Quadro vs GeForce for Parallel Encoding

We’re trying to test multiple parallel encoding on a single GPU device and seem to hit a limit with GeForce that doesn’t exist with Quadro. When initializing a third encoder on GeForce, the call to NvEncOpenEncodeSessionEx fails with NV_ENC_ERR_OUT_OF_MEMORY. This is regardless of video resolution.

So question, is this a true limitation of the “consumer” grade GeForce? Or a bug in our implementation that coincidentally doesn’t trigger on a Quadro device?

The Quadro board in question is a M6000 and the GeForce is a Titan Xp. Latest driver 381.22 running on CentOS 7.3

Yes, true limitation (in driver).
Only >=x2000 Quadros (and Grid and Tesla) support unlimited encoder sessions/streams (see https://developer.nvidia.com/video-encode-decode-gpu-support-matrix).

Okay thank for the info! Although this is annoying for unit tests running in parallel…
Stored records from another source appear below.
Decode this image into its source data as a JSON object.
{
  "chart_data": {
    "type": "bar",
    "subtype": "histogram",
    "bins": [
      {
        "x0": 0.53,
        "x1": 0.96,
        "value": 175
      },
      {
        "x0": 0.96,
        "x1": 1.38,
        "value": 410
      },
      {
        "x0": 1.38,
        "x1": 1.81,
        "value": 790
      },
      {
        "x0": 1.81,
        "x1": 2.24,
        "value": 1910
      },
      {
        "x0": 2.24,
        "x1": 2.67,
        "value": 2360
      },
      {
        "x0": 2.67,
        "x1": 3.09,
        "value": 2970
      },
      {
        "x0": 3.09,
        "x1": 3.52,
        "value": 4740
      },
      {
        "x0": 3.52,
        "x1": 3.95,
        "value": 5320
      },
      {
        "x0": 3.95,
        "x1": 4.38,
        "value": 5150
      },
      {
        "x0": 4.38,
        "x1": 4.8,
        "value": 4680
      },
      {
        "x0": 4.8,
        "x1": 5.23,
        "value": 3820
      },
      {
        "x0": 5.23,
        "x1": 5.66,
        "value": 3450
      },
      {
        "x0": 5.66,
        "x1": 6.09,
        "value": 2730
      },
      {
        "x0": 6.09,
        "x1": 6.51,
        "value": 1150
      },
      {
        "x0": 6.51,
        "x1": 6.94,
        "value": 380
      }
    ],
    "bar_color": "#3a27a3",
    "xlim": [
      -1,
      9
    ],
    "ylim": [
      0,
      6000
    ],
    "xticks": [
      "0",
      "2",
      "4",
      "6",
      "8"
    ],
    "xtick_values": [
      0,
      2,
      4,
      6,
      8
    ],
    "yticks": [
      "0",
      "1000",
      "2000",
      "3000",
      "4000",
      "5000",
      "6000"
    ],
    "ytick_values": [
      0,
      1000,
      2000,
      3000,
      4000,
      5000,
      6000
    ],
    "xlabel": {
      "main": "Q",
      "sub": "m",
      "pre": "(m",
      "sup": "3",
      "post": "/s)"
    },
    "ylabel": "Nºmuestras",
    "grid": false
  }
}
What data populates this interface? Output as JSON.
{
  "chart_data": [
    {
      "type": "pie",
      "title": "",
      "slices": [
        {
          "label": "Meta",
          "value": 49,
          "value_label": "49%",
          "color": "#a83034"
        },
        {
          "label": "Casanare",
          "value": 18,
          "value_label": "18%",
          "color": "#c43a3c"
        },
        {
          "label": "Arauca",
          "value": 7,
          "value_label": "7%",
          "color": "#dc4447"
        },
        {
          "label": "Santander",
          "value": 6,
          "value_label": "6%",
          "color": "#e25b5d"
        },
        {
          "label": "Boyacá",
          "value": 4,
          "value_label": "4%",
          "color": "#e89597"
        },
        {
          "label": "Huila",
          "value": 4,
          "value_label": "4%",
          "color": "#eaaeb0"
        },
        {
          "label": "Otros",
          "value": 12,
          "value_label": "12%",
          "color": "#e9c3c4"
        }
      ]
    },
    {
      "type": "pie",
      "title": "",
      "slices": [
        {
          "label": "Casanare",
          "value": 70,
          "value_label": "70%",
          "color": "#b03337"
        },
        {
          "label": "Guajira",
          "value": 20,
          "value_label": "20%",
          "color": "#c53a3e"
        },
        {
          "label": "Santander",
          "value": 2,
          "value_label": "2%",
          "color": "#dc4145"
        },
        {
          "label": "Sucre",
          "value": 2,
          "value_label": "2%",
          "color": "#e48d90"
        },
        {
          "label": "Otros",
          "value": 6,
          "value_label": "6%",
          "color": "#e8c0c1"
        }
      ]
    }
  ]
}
Did some tests and it seems that the limitation is per host rather than by device. We have a rig with two Titan Xp and wish to leverage the encoders, I would expect we’d be able to do 4 parallel encoding but we still hit the same restriction. This was tested with the official sample application NvEncoder like so:

These first two session run fine, one on each device

> NvEncoder -deviceID 0 -i /dev/random -size 512 512 -endf 0 -o /dev/null
> NvEncoder -deviceID 1 -i /dev/random -size 512 512 -endf 0 -o /dev/null

The third one, second for device 0, aborts with an error

> NvEncoder -deviceID 0 -i /dev/random -size 512 512 -endf 0 -o /dev/null

The limit seems pretty much arbitrary if it’s per host, and a major problem for our requirements.

Yes, this behavior is officially defined in “application nodes”. Older SDK (<=5) limits to 2*encoder session per system when there is at least one GeForce card in system (license bug - see https://devtalk.nvidia.com/default/topic/800942/gpu-accelerated-libraries/session-count-limitation-for-nvenc-no-maxwell-gpus-with-2-nevenc-sessions-/post/4764210/#4764210).

Cite from Video SDK 5.0 “application notes”:

The current SDK package allows up to two simultaneous encode sessions per system for low-end Quadro and GeForce cards. If the system contains any low-end hardware (even in conjunction with other high-end hardware), only two encoding sessions will be permitted.

Cite from Video SDK 6/7/8 “application notes”:

The licensing policy is as follows:
As far as NVENC hardware encoding is concerned, NVIDIA GPUs are classified into two categories: “qualified” and “non-qualified”. On qualified GPUs, the number of concurrent encode sessions is limited by available system resources (encoder capacity, system memory, video memory etc.). On non-qualified GPUs, the number of concurrent encode sessions is limited to 2 per system. This limit of 2 concurrent sessions per system applies to the combined number of encoding sessions executed on all non-qualified cards present in the system.
For a complete list of qualified and non-qualified GPUs, refer to https://developer.nvidia.com/nvidia-video-codec-sdk.
For example, on a system with one Quadro K4000 card (which is a qualified GPU) and three GeForce cards (which are non-qualified GPUs), the application can run N simultaneous encode sessions on Quadro K4000 card (where N is defined by the encoder/memory/hardware limitations) and two sessions on all the three GeForce cards combined. Thus, the limit on the number of simultaneous encode sessions for such a system is N + 2.